In Go 1.26, new() got a small upgrade that I've wanted for a long time.
You can now pass a value expression to new(), not just a type. The compiler infers the pointer type and initializes the memory with the result of that expression.
ptr := new(someExpression())This is a tiny change from a spec perspective, but it removes one of those little friction points that shows up all the time in real code.
The problem
Historically, Go hasn't allowed you to take the address of a literal or expression.
You've probably hit this when building structs that have optional pointer fields. It's especially common in tests.
Something like this:
Payload{
Price: 99.99,
Tax: &9.99, // not allowed
}Go simply won't let you do that.
The usual workaround
The most common solution is a small helper function:
func ptr[T any](v T) *T { return &v }Then you end up writing things like:
Tax: ptr(9.99)It works fine. I've used this pattern in a bunch of projects.

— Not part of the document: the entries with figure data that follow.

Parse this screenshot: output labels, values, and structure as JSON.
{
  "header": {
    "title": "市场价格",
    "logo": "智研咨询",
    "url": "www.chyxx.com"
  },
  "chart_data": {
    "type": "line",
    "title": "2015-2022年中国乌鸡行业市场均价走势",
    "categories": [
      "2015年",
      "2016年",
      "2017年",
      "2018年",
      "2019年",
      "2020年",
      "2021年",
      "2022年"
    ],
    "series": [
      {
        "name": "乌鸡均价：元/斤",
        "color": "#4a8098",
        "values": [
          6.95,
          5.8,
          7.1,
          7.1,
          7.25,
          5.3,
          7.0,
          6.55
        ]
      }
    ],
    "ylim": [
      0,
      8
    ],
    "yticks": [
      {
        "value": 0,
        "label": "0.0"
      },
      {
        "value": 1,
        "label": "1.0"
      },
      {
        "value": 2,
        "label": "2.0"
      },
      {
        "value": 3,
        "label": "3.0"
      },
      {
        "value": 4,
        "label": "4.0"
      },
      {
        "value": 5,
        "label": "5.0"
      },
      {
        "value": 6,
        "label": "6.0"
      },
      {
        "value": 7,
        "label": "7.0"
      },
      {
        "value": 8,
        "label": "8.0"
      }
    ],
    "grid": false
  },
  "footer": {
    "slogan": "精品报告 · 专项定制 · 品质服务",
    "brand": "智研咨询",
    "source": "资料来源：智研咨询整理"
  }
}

But it's still a workaround. You have to define the helper somewhere, people new to the codebase ask what it does, and every project seems to have its own version of it.
What it looks like now
With Go 1.26, you can just write:
func TestBuildPayload(t *testing.T) {
cases := []struct {
name string
expected Payload
}{
{"standard", Payload{Price: 99.99, Tax: new(9.99)}},
{"free", Payload{Price: 0.0, Tax: new(0.0)}},
{"reduced", Payload{Price: 145.0, Tax: new(14.50)}},
}
// ...
}The value sits right next to the field it belongs to. No helper functions, no extra noise.
And since new() is already a built-in, nobody has to wonder what's going on.
I've wanted this in Go for years, so it's nice to finally see it land.